With its splashy world premiere as the opening-night film of AFI Fest on Thursday and a series of Q&As and receptions, Warner Bros’ campaign for J. Edgar — one of its big Oscar hopefuls — swung into high gear this week. In addition to the hoopla around the premiere, director Clint Eastwood did a DGA screening and discussion with Academy directing governor and fellow DGA and Oscar winner Kathryn Bigelow on Tuesday night; stars Leonardo DiCaprio, Naomi Watts and Armie Hammer appeared for a Q&A in front of a packed-to-the-rafters SAG audience on Wednesday night (I moderated that one); and on Friday they all appeared for yet another screening, Q&A and reception at the LA County Art Museum. The latter was a prelude to Saturday night’s inaugural Art + Film gala, where Eastwood is being honored. Warners plans many more voter opps like these in the coming weeks.

First reviews of the film that opens next week are mixed to good depending on what you read and who you talk to (Rotten Tomatoes has it at 57% fresh, but only seven reviews are up so far). But it is done in classic and classy Eastwood style and, whatever the ultimate commercial and critical fate of the film, it is absolutely clear DiCaprio has a strong stake on a Best Actor Oscar nomination. As the complex and controversial FBI director J. Edgar Hoover, DiCaprio ages from his 20s to late 70s with seeming ease and has some heavy dramatic scenes — including one in which he dons his dead mother’s dress and another fight/kiss encounter with Hammer, who expertly plays his constant companion Clyde Tolson (and could be a Supporting Actor contender himself). Older Academy voters who remember Hoover should particularly respond to this well-crafted look at his complicated personal and professional life.
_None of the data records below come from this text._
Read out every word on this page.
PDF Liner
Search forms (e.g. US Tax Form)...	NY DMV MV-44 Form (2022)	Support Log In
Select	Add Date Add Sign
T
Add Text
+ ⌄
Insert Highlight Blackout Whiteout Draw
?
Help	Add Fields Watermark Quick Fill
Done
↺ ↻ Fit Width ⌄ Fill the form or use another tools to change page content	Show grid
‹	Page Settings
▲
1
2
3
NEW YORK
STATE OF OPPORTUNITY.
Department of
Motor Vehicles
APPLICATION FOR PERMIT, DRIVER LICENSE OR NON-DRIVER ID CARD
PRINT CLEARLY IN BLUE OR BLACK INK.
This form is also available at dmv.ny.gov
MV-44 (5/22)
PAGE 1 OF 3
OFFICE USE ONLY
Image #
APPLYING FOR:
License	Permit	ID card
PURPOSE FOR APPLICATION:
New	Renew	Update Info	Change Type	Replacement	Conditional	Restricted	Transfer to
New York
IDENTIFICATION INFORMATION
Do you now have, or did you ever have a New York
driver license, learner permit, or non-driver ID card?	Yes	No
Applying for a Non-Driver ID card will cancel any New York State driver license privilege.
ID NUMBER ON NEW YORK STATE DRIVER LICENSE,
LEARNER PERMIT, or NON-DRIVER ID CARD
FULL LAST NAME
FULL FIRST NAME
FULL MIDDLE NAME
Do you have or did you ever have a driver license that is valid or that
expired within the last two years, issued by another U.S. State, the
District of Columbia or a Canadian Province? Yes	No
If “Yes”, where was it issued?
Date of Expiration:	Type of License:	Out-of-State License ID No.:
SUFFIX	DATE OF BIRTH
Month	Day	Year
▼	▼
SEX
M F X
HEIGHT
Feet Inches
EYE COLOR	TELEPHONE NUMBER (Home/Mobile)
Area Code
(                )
At Friday’s LACMA reception, Eastwood was his usual cool self and very interested in the reactions the film is receiving. As I talked with him and producer Brian Grazer (Eastwood regular Robert Lorenz was the other producer on the film), he explained how the project came to him from Grazer, who initiated it and hired Milk Oscar winner Dustin Lance Black to write a script. “Brian had a deal with Universal, but it turned out they were not exactly too high on doing this story at that time, so I offered to take it over to Warner Bros, and about the same time Leo became involved so we were able to get it going,” he said. When I suggested that this is not the kind of heavy historical drama studios want to make anymore, Eastwood said they often don’t want things that later become popular with audiences. “I had a girl boxing drama and they weren’t high on that, but it worked out OK,”  he said with a laugh about 2004′s Million Dollar Baby, which won him another couple of Oscars including Best Picture. Because the start of his A Star Is Born remake has been delayed until summer due to the pregnancy of leading lady Beyonce, Eastwood has plans to first work in an acting gig in Trouble With The Curve (to be directed by Lorenz, as Deadline first reported). Even at 81, Clint keeps in constant motion and that’s a very good thing for movie lovers.
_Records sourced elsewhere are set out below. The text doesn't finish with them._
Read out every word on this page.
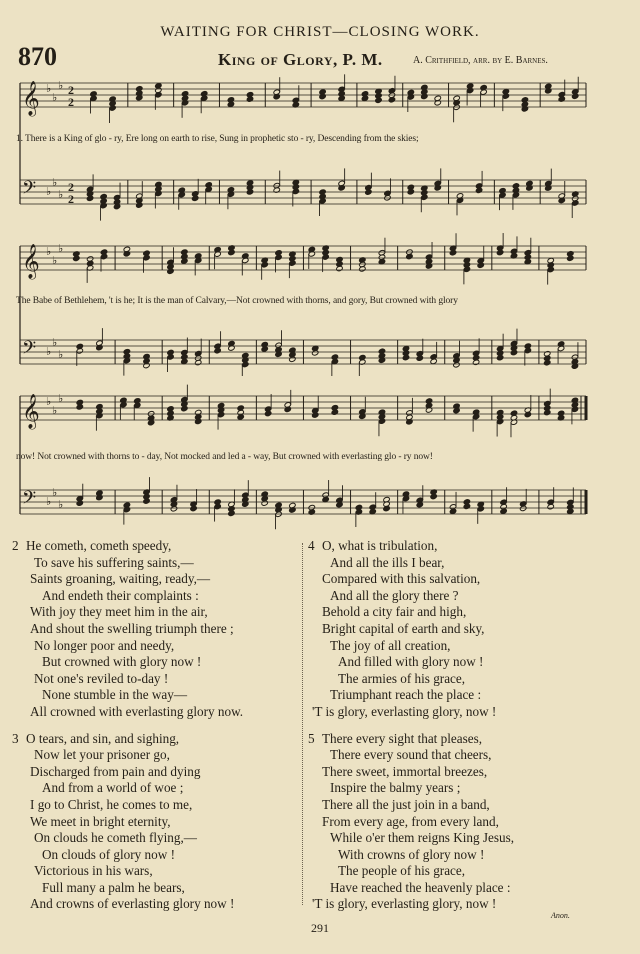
WAITING FOR CHRIST—CLOSING WORK.
870	King of Glory, P. M.	A. Crithfield, arr. by E. Barnes.
𝄞 ♭
♭
♭ 2
2
𝄢 ♭
♭
♭
2
2
1. There is a King of glo - ry, Ere long on earth to rise, Sung in prophetic sto - ry, Descending from the skies;
𝄞 ♭
♭
♭
𝄢 ♭
♭
♭
The Babe of Bethlehem, 't is he; It is the man of Calvary,—Not crowned with thorns, and gory, But crowned with glory
𝄞 ♭
♭
♭
𝄢 ♭
♭
♭
now! Not crowned with thorns to - day, Not mocked and led a - way, But crowned with everlasting glo - ry now!
2 He cometh, cometh speedy,
To save his suffering saints,—
Saints groaning, waiting, ready,—
And endeth their complaints :
With joy they meet him in the air,
And shout the swelling triumph there ;
No longer poor and needy,
But crowned with glory now !
Not one's reviled to-day !
None stumble in the way—
All crowned with everlasting glory now.
3 O tears, and sin, and sighing,
Now let your prisoner go,
Discharged from pain and dying
And from a world of woe ;
I go to Christ, he comes to me,
We meet in bright eternity,
On clouds he cometh flying,—
On clouds of glory now !
Victorious in his wars,
Full many a palm he bears,
And crowns of everlasting glory now !
4 O, what is tribulation,
And all the ills I bear,
Compared with this salvation,
And all the glory there ?
Behold a city fair and high,
Bright capital of earth and sky,
The joy of all creation,
And filled with glory now !
The armies of his grace,
Triumphant reach the place :
'T is glory, everlasting glory, now !
5 There every sight that pleases,
There every sound that cheers,
There sweet, immortal breezes,
Inspire the balmy years ;
There all the just join in a band,
From every age, from every land,
While o'er them reigns King Jesus,
With crowns of glory now !
The people of his grace,
Have reached the heavenly place :
'T is glory, everlasting glory, now !
Anon.
291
Hammer, who got a big taste of the awards-season Q&A circuit last year as a member of The Social Network cast (remember the Winklevoss twins?), said he actually enjoys doing the events now. “What actor doesn’t like talking about himself?” he asked.
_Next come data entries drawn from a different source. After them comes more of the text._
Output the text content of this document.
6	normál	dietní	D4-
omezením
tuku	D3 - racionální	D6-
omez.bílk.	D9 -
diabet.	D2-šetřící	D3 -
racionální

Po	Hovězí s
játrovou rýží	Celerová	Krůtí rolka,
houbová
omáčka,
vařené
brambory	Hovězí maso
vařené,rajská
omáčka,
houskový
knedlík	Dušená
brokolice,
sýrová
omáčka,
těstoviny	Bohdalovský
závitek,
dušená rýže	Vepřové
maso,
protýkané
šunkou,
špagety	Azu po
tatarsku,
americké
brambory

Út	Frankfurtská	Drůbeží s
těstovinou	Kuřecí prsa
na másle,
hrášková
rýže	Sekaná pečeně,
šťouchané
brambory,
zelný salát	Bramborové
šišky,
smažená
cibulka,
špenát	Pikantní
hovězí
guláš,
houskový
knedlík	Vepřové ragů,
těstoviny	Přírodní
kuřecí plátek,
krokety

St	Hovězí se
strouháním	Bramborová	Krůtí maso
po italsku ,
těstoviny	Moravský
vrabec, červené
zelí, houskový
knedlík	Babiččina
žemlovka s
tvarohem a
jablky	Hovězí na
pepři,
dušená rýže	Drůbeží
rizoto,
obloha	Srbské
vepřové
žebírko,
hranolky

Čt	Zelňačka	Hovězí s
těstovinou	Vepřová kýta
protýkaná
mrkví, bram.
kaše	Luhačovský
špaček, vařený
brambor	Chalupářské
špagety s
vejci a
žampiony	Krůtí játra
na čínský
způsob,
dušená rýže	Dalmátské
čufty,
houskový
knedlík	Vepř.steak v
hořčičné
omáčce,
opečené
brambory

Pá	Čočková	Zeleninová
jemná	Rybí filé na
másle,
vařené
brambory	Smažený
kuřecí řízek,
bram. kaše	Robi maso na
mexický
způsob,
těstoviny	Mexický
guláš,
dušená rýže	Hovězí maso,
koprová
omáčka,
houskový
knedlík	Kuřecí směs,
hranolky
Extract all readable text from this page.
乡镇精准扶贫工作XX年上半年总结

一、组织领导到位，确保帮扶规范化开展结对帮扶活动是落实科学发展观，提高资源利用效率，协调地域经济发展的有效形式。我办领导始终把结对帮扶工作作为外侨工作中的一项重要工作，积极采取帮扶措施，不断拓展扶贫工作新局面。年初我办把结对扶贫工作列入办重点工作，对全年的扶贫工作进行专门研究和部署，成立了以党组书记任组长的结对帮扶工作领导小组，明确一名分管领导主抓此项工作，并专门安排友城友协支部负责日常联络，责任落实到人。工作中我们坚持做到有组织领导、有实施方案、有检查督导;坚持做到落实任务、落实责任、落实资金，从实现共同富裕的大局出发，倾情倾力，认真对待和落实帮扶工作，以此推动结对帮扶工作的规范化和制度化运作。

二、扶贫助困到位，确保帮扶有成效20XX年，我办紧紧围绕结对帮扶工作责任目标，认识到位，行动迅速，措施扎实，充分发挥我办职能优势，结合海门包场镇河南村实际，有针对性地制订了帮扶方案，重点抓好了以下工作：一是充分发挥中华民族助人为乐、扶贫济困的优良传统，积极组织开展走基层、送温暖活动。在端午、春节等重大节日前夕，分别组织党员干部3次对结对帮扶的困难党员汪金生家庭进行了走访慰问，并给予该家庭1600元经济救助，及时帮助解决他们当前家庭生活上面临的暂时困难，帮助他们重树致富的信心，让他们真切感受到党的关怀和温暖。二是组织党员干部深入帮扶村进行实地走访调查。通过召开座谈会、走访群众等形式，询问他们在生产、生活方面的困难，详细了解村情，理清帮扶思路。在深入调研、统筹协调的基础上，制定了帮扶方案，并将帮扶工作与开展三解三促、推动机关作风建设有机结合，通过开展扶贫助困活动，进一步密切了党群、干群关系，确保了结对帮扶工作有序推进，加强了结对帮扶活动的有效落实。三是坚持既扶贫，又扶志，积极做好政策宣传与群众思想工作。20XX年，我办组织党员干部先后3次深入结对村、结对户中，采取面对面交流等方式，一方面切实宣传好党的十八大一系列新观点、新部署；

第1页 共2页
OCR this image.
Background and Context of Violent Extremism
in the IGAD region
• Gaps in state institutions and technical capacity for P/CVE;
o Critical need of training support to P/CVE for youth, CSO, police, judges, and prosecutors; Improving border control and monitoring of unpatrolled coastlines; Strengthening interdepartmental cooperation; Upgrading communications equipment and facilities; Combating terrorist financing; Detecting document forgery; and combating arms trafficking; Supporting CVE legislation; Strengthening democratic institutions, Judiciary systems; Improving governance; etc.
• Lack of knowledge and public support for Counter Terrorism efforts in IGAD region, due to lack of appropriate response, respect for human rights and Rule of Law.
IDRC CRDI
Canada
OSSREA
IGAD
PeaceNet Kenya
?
Black, also at the reception, said that because Eastwood works so fast (the entire shoot for the period film was 39 days), he and Leo would spend weekends honing the script and working out scenes. Usually, Eastwood shoots scripts as they are, but Black says he is more comfortable working on changes during production havng spent a lot of time in TV doing just that, so it was a delicate balance. The structure of the script, going back and forth in time, is tricky, and much of the material regarding the closeted nature of Hoover’s personal life and relationship with Tolson is necessarily speculative but still convincing in the way it’s presented.

As for the scene in which Hoover puts on his mother’s dress and pearls, DiCaprio told me it was really in there as a kind of “wink wink” to the audience in order to take on the unsubstantiated rumors that Hoover was a cross-dresser. It plays now as more of a comment on Hoover’s incredibly dependent relationship on his mother (played superbly by Judi Dench). DiCaprio also talked about the extensive makeup he wears — not a process he loved. “It was difficult acting under all of that,”  he said. But based on the performance, he clearly found a way to get to the inside of the man he portrays, and that is what it’s all about.

I told DiCaprio I had seen the 18-minute presentation of Titanic‘s 3D conversion in advance of its April 6, 2012 re-release. He has not seen it but is obviously interested, particularly when I told him they only spent $18 million doing the transformation. “Eighteen million? That’s it? Wow. They are going to make a ton of money off it,” he said, adding that his deal for that movie was done in the years before he had the kind of profit participations he can get now. I told him someone involved with it thinks it could make another $400 million-$500 million. He laughed, saying, “I won’t be getting much of that.”